そこで、奄美群島への船旅の利用促進を図る鹿児島県旅客船協会は、鹿児島県の「奄美群島交流需要喚起対策特別事業」を活用した社会実験として、航路事業者や東京海上日動火災保険と協力し、船舶欠航補償制度を設け、7月1日から運用をスタートさせた。
提携する旅行会社23社が企画した奄美群島を発着・経由するパッケージツアーで、7月1日から来年2月28日までに出発するツアー参加者が対象で、旅行者による申し込み手続きは不要。
悪天候により乗船予定の船舶便が欠航・抜港した場合に、ツアー参加者は旅行会社が手配したホテルに宿泊できる。補償の上限は1人あたり朝・夕食代込みで1泊1万5千円で2泊分まで。
対象となる航路は、鹿児島―沖縄(マルエーフェリー/マリックスライン)、鹿児島―喜界―知名(奄美海運)、阪神―沖縄(マルエーフェリー)、瀬相―古仁屋―生間(瀬戸内町営フェリー)、与路―古仁屋(同)。
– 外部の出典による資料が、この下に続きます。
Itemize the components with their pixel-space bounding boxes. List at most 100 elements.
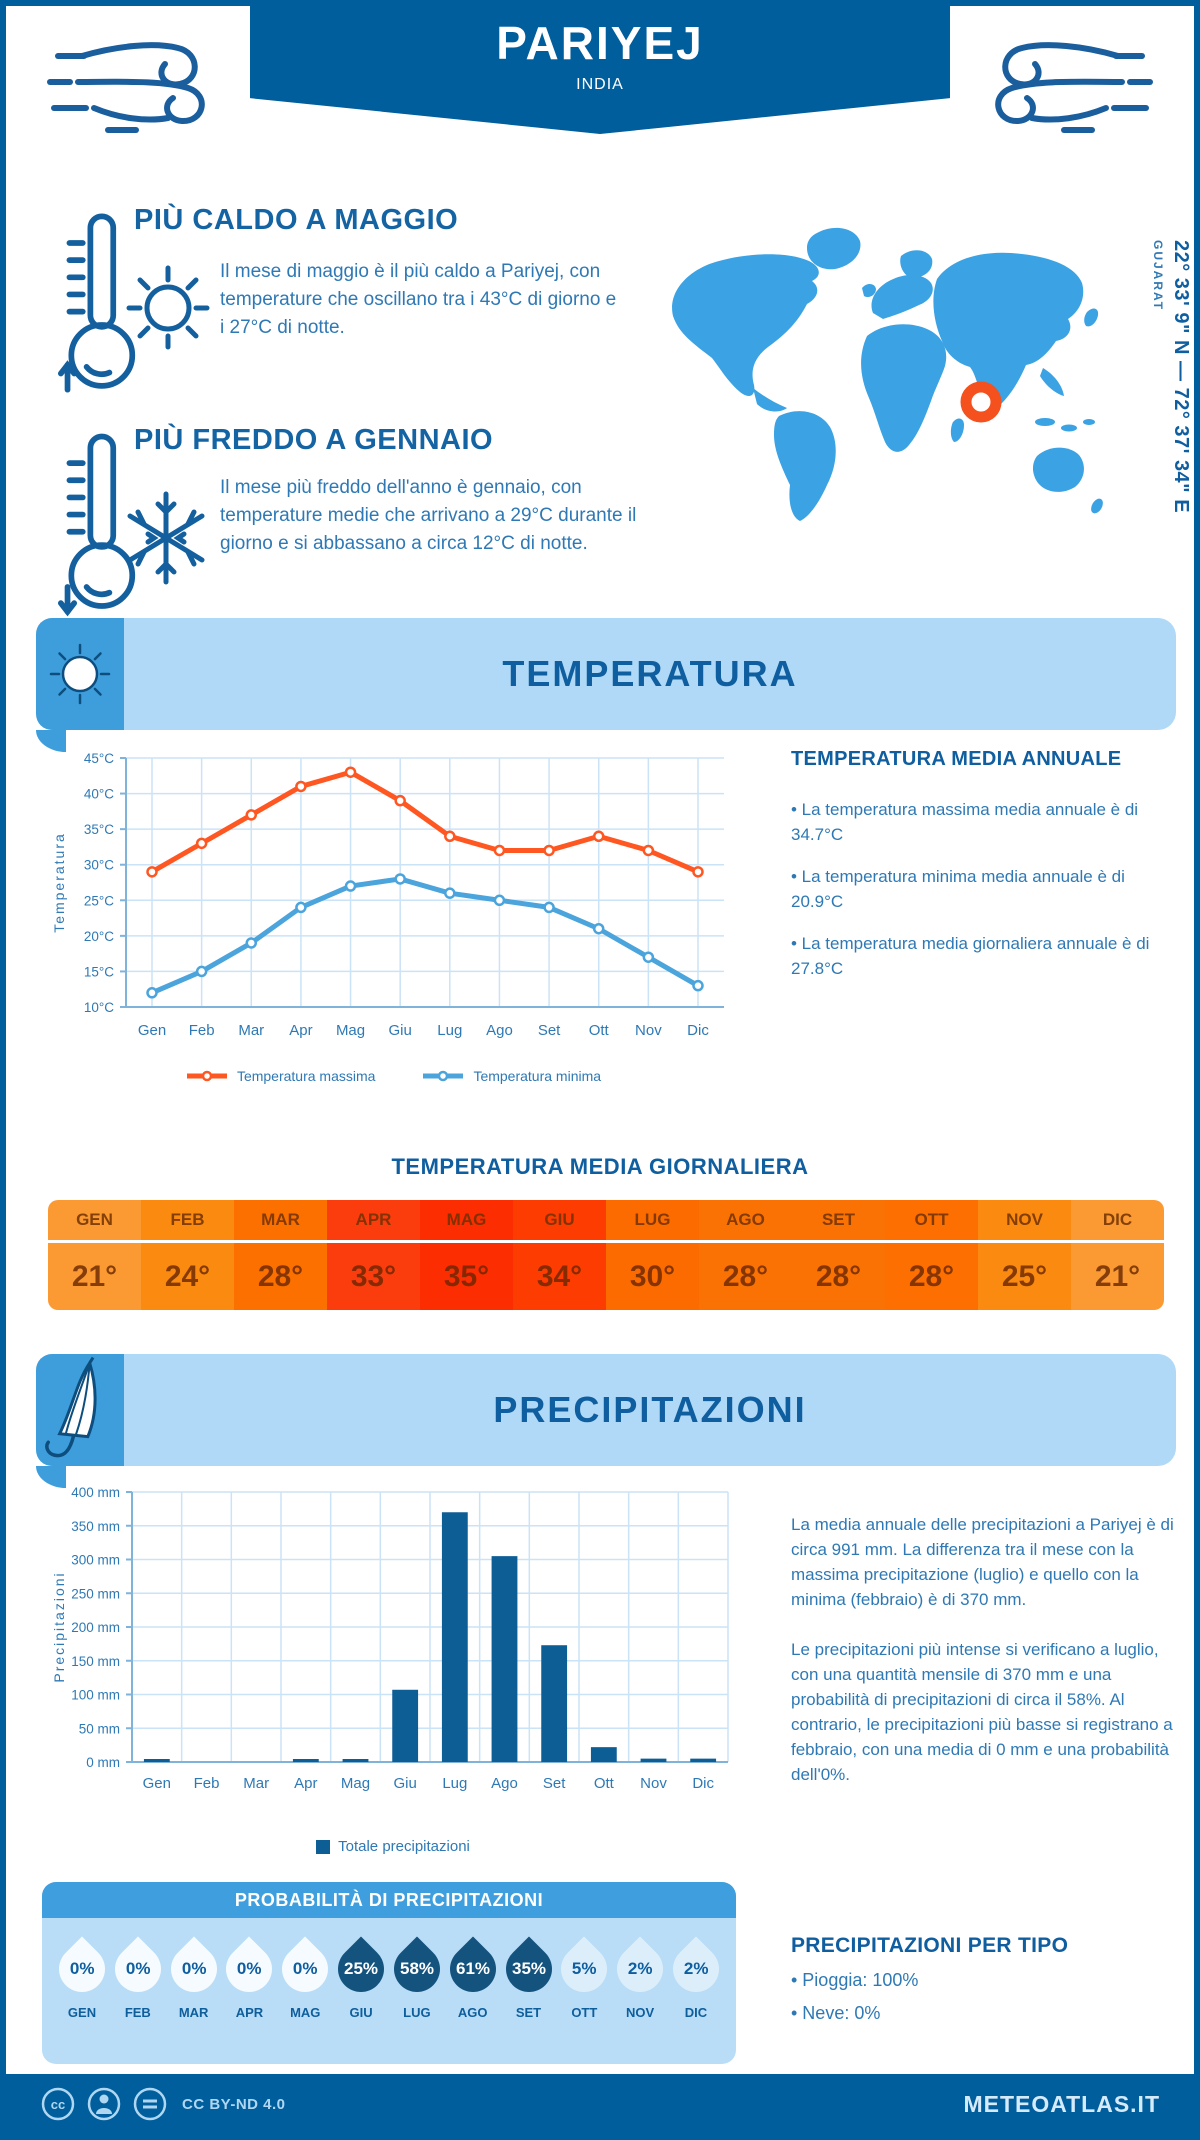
bar [342, 1759, 369, 1762]
legend-marker [186, 1070, 227, 1082]
bar [392, 1689, 419, 1762]
region-label: GUJARAT [1151, 240, 1165, 312]
probability-month: 25% GIU [328, 1936, 394, 2020]
month-label: GEN [48, 1200, 141, 1243]
precipitation-banner-tab [36, 1354, 124, 1488]
probability-value: 35% [511, 1959, 546, 1978]
y-tick-label: 30°C [84, 858, 114, 873]
x-tick-label: Lug [442, 1775, 467, 1792]
x-tick-label: Ott [589, 1022, 610, 1039]
month-label: APR [235, 2005, 264, 2020]
location-marker-center [971, 392, 991, 412]
probability-value: 2% [683, 1958, 709, 1978]
probability-value: 58% [399, 1959, 434, 1978]
thermometer-down-icon [58, 433, 136, 617]
month-mean-temperature: 21° [1094, 1259, 1141, 1293]
legend-item: Temperatura massima [185, 1068, 375, 1084]
month-label: APR [327, 1200, 420, 1243]
month-mean-temperature: 24° [164, 1259, 211, 1293]
sun-icon [126, 265, 210, 350]
y-tick-label: 350 mm [71, 1519, 120, 1534]
month-label: GIU [513, 1200, 606, 1243]
precipitation-bar-chart: 0 mm 50 mm 100 mm 150 mm 200 mm 250 mm 300 mm 3… [51, 1485, 729, 1792]
bar [292, 1759, 319, 1762]
y-tick-label: 400 mm [71, 1485, 120, 1500]
data-point [592, 922, 605, 935]
coordinates-block: 22° 33' 9" N — 72° 37' 34" E GUJARAT [1151, 240, 1192, 513]
probability-value: 0% [237, 1958, 262, 1978]
month-label: FEB [124, 2005, 151, 2020]
data-point [344, 880, 357, 892]
month-label: MAR [178, 2005, 209, 2020]
bar [690, 1758, 717, 1762]
month-mean-temperature: 30° [629, 1259, 676, 1293]
month-label: DIC [684, 2005, 708, 2020]
data-point [394, 873, 406, 885]
precipitation-by-type-title: PRECIPITAZIONI PER TIPO [791, 1934, 1069, 1957]
hot-month-text: Il mese di maggio è il più caldo a Pariy… [220, 261, 617, 338]
precipitation-probability-panel: PROBABILITÀ DI PRECIPITAZIONI 0% GEN 0% FEB… [42, 1882, 736, 2064]
x-tick-label: Ott [594, 1775, 615, 1792]
precipitation-chart-legend: Totale precipitazioni [48, 1838, 738, 1855]
bar [590, 1747, 617, 1762]
x-tick-label: Dic [692, 1775, 714, 1792]
x-tick-label: Set [538, 1022, 561, 1039]
y-tick-label: 20°C [84, 929, 114, 944]
probability-month: 2% NOV [607, 1936, 673, 2020]
wind-icon [47, 42, 205, 133]
probability-month: 0% MAG [272, 1936, 338, 2020]
snowflake-icon [127, 491, 205, 585]
month-label: MAR [234, 1200, 327, 1243]
footer: cc CC BY-ND 4.0 METEOATLAS.IT [6, 2074, 1194, 2134]
x-tick-label: Apr [289, 1022, 312, 1039]
month-mean-temperature: 35° [443, 1259, 490, 1293]
month-label: MAG [290, 2005, 321, 2020]
x-tick-label: Nov [640, 1775, 667, 1792]
cold-month-title: PIÙ FREDDO A GENNAIO [134, 424, 494, 456]
month-mean-temperature: 28° [257, 1259, 304, 1293]
data-point [195, 965, 208, 978]
month-label: MAG [420, 1200, 513, 1243]
cc-nd-equals-icon [133, 2087, 167, 2121]
month-mean-temperature: 28° [722, 1259, 769, 1293]
data-point [444, 887, 456, 899]
x-tick-label: Gen [138, 1022, 166, 1039]
precipitation-type-bullet: • Pioggia: 100% [791, 1970, 919, 1990]
month-label: DIC [1071, 1200, 1164, 1243]
data-point [543, 901, 555, 914]
probability-month: 58% LUG [384, 1936, 450, 2020]
precipitation-banner-body: PRECIPITAZIONI [124, 1354, 1176, 1466]
month-label: SET [515, 2005, 542, 2020]
precipitation-section-title: PRECIPITAZIONI [493, 1389, 807, 1430]
annual-summary: TEMPERATURA MEDIA ANNUALE • La temperatu… [791, 748, 1173, 998]
y-tick-label: 15°C [84, 964, 114, 979]
x-tick-label: Ago [491, 1775, 518, 1792]
probability-value: 0% [125, 1958, 151, 1978]
data-point [394, 794, 406, 807]
month-mean-temperature: 21° [71, 1259, 118, 1293]
probability-month: 0% FEB [105, 1936, 171, 2020]
annual-summary-bullet: • La temperatura minima media annuale è … [791, 867, 1125, 911]
location-marker [960, 381, 1002, 423]
data-point [642, 844, 655, 857]
daily-table-column: AGO 28° [699, 1200, 792, 1310]
precipitation-paragraph: Le precipitazioni più intense si verific… [791, 1640, 1173, 1784]
month-label: AGO [699, 1200, 792, 1243]
header-banner: PARIYEJ INDIA [250, 6, 950, 134]
month-label: GIU [349, 2005, 373, 2020]
probability-month: 35% SET [495, 1936, 562, 2020]
raindrop-icon: 0% [216, 1936, 282, 2002]
y-tick-label: 200 mm [71, 1620, 120, 1635]
y-tick-label: 50 mm [79, 1721, 120, 1736]
y-tick-label: 100 mm [71, 1688, 120, 1703]
daily-table-column: MAR 28° [234, 1200, 327, 1310]
y-axis-label: Temperatura [51, 832, 67, 933]
y-tick-label: 10°C [84, 1000, 114, 1015]
data-point [245, 937, 258, 949]
temperature-banner-body: TEMPERATURA [124, 618, 1176, 730]
legend-label: Totale precipitazioni [338, 1838, 470, 1855]
raindrop-icon: 58% [384, 1936, 450, 2002]
month-label: AGO [457, 2005, 488, 2020]
probability-value: 0% [292, 1958, 318, 1978]
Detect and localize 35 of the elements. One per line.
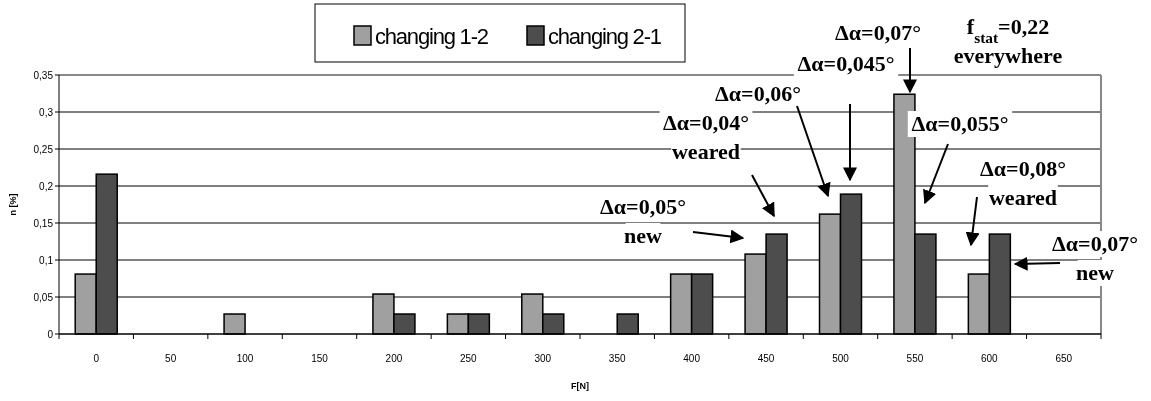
- x-tick-label: 50: [165, 353, 177, 364]
- y-tick-label: 0: [47, 328, 54, 340]
- x-tick-label: 650: [1055, 353, 1073, 364]
- legend-label: changing 1-2: [375, 24, 489, 49]
- x-axis-title: F[N]: [571, 381, 589, 391]
- text: Δα=0,07°: [835, 20, 921, 45]
- y-tick-label: 0,3: [39, 106, 54, 118]
- annotation: Δα=0,05° new: [600, 194, 686, 248]
- x-tick-label: 350: [608, 353, 626, 364]
- annotation: Δα=0,055°: [911, 111, 1009, 136]
- x-tick-label: 600: [981, 353, 999, 364]
- y-axis-title: n [%]: [8, 193, 18, 216]
- annotation: Δα=0,07° new: [1052, 231, 1138, 285]
- y-tick-label: 0,35: [33, 69, 54, 81]
- annotation: Δα=0,04° weared: [663, 110, 749, 164]
- x-tick-label: 550: [906, 353, 924, 364]
- x-tick-label: 250: [460, 353, 478, 364]
- text: f$_{stat}$=0,22 everywhere: [953, 14, 1063, 68]
- y-tick-label: 0,25: [33, 143, 54, 155]
- annotation: Δα=0,045°: [797, 51, 895, 76]
- x-tick-label: 450: [757, 353, 775, 364]
- x-tick-label: 0: [93, 353, 100, 364]
- x-tick-label: 150: [311, 353, 329, 364]
- annotation: Δα=0,06°: [715, 81, 801, 106]
- y-tick-label: 0,2: [39, 180, 54, 192]
- x-tick-label: 400: [683, 353, 701, 364]
- legend-label: changing 2-1: [548, 24, 662, 49]
- x-tick-label: 100: [236, 353, 254, 364]
- y-tick-label: 0,15: [33, 217, 54, 229]
- x-tick-label: 300: [534, 353, 552, 364]
- x-tick-label: 200: [385, 353, 403, 364]
- y-tick-label: 0,05: [33, 291, 54, 303]
- y-tick-label: 0,1: [39, 254, 54, 266]
- annotation: Δα=0,08° weared: [980, 156, 1066, 210]
- x-tick-label: 500: [832, 353, 850, 364]
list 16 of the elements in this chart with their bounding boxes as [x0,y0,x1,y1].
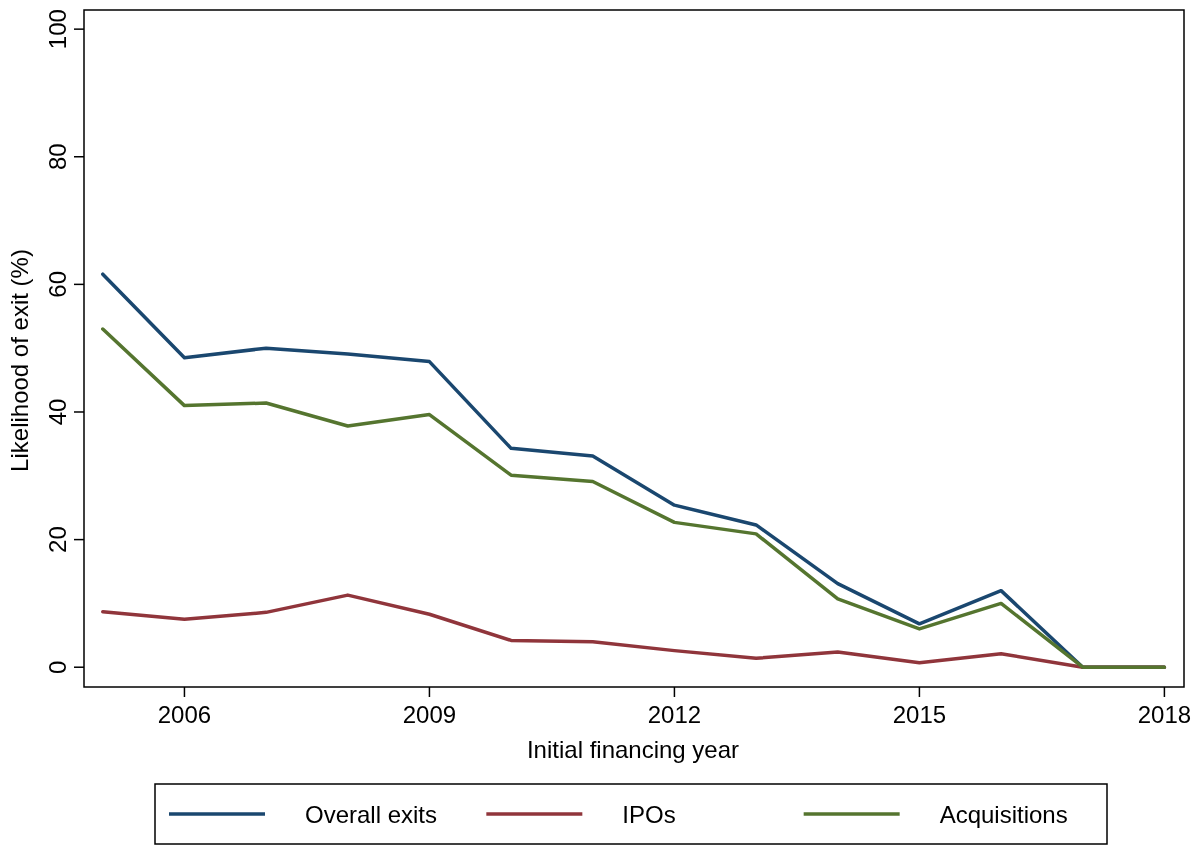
x-tick-label: 2006 [157,701,212,728]
y-tick-label: 60 [44,271,71,298]
x-axis-title: Initial financing year [526,736,740,763]
y-tick-label: 80 [44,143,71,171]
x-tick-label: 2018 [1137,701,1192,728]
legend-label: Acquisitions [939,801,1068,828]
legend-label: IPOs [622,801,676,828]
y-tick-label: 0 [44,660,71,674]
x-tick-label: 2012 [647,701,702,728]
y-tick-label: 20 [44,526,71,553]
legend-label: Overall exits [305,801,438,828]
x-tick-label: 2015 [892,701,947,728]
y-tick-label: 40 [44,398,71,426]
y-tick-label: 100 [44,9,71,50]
y-axis-title: Likelihood of exit (%) [6,249,33,472]
x-tick-label: 2009 [402,701,457,728]
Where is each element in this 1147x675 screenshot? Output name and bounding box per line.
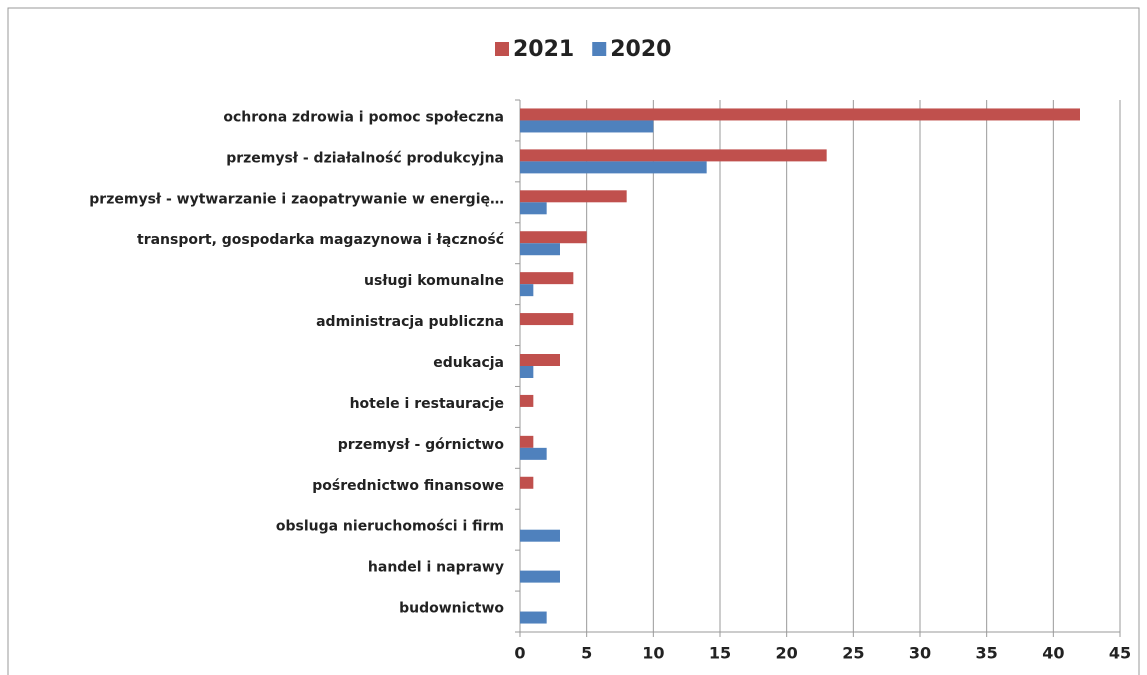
y-tick-label: hotele i restauracje (350, 396, 504, 412)
bar (520, 161, 707, 174)
legend-label: 2021 (513, 37, 574, 62)
legend-label: 2020 (610, 37, 671, 62)
x-tick-label: 40 (1042, 644, 1064, 663)
y-tick-label: administracja publiczna (316, 314, 504, 330)
bar (520, 149, 827, 162)
bar (520, 202, 547, 215)
bar (520, 231, 587, 244)
x-tick-label: 25 (842, 644, 864, 663)
y-tick-label: budownictwo (399, 601, 504, 617)
bar (520, 284, 534, 297)
bar (520, 611, 547, 624)
y-tick-label: edukacja (433, 355, 504, 371)
x-tick-label: 15 (709, 644, 731, 663)
y-tick-label: przemysł - wytwarzanie i zaopatrywanie w… (89, 191, 504, 207)
legend-swatch (495, 42, 509, 56)
bar (520, 394, 534, 407)
y-tick-label: handel i naprawy (368, 560, 504, 576)
y-tick-label: ochrona zdrowia i pomoc społeczna (223, 109, 504, 125)
y-tick-label: przemysł - działalność produkcyjna (226, 150, 504, 166)
bar (520, 529, 560, 542)
bar (520, 272, 574, 285)
x-tick-label: 5 (581, 644, 592, 663)
y-tick-label: pośrednictwo finansowe (312, 478, 504, 494)
x-tick-label: 30 (909, 644, 931, 663)
x-tick-label: 10 (642, 644, 664, 663)
bar (520, 476, 534, 489)
y-tick-label: obsluga nieruchomości i firm (276, 519, 504, 535)
bar (520, 313, 574, 326)
y-tick-label: transport, gospodarka magazynowa i łączn… (137, 232, 504, 248)
bar (520, 570, 560, 583)
x-tick-label: 45 (1109, 644, 1131, 663)
bar (520, 366, 534, 378)
bar (520, 108, 1080, 121)
y-tick-label: przemysł - górnictwo (338, 437, 505, 453)
bar (520, 435, 534, 448)
bar (520, 120, 654, 133)
y-tick-label: usługi komunalne (364, 273, 504, 289)
bar (520, 190, 627, 203)
x-tick-label: 0 (514, 644, 525, 663)
bar (520, 447, 547, 460)
chart-frame (7, 7, 1140, 675)
legend-swatch (592, 42, 607, 56)
bar (520, 354, 560, 366)
x-tick-label: 35 (976, 644, 998, 663)
x-tick-label: 20 (776, 644, 798, 663)
bar (520, 243, 560, 256)
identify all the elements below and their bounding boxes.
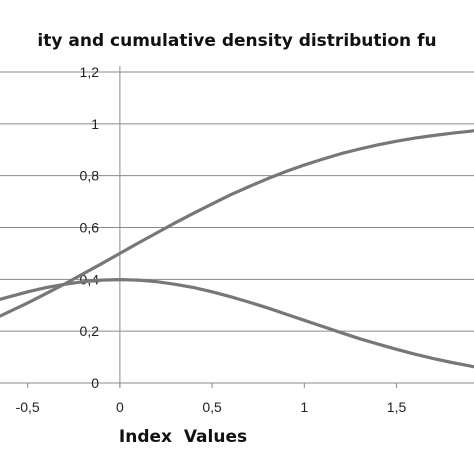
gridlines bbox=[0, 71, 474, 332]
y-tick-label-2: 0,4 bbox=[80, 271, 100, 287]
series-lines bbox=[0, 129, 474, 369]
x-tick-label-4: 1,5 bbox=[387, 399, 407, 415]
y-tick-labels: 0 0,2 0,4 0,6 0,8 1 1,2 bbox=[80, 64, 100, 391]
x-tick-labels: -0,5 0 0,5 1 1,5 bbox=[16, 399, 407, 415]
axes bbox=[0, 66, 474, 388]
y-tick-label-0: 0 bbox=[91, 375, 99, 391]
x-tick-label-2: 0,5 bbox=[202, 399, 222, 415]
x-axis-label: Index Values bbox=[119, 427, 247, 447]
x-tick-label-1: 0 bbox=[116, 399, 124, 415]
series-line-0 bbox=[0, 278, 474, 369]
y-tick-label-6: 1,2 bbox=[80, 64, 100, 80]
y-tick-label-5: 1 bbox=[91, 116, 99, 132]
series-line-1 bbox=[0, 129, 474, 318]
x-tick-label-3: 1 bbox=[300, 399, 308, 415]
x-tick-label-0: -0,5 bbox=[16, 399, 40, 415]
chart-title: ity and cumulative density distribution … bbox=[37, 31, 436, 51]
y-tick-label-3: 0,6 bbox=[80, 220, 100, 236]
y-tick-label-1: 0,2 bbox=[80, 323, 100, 339]
y-tick-label-4: 0,8 bbox=[80, 168, 100, 184]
2次離島の加計呂麻島や、請島、与路島も含めた、奄美群島の主要な定期航路が対象となっている。
交流人口増への期待
鹿児島県と東京海上日動火災保険は、今年3月に地方創生に関する包括連携協定を締結。今回の船舶欠航補償制度は、その一環として実施され、全国でも先進的な試みとなる。事業費はPR動画制作など広報費を含めて約1,500万円を見込んでいる。
船会社のマリックスライン株式会社の上塩入誠さんは、「奄美群島への船旅を扱う多くの旅行会社が制度に参画しています。ゆったりとした時間を楽しめるのが船旅の魅力ですが、悪天候の際は影響を受けやすい面もあります。制度が船旅を楽しむ方の安心安全につながり、奄美への観光旅行を楽しむ方がより一層増えてくれればうれしいです」と期待する。
鹿児島県交通政策課長の寺前大さんによると、8月の台風5号の影響で発生した船舶欠航について、39名の利用が見込まれているという。「船旅のマイナスイメージを払拭し利用促進を図ることで、奄美群島の交流人口拡大と地域活性化につながれば」と話す。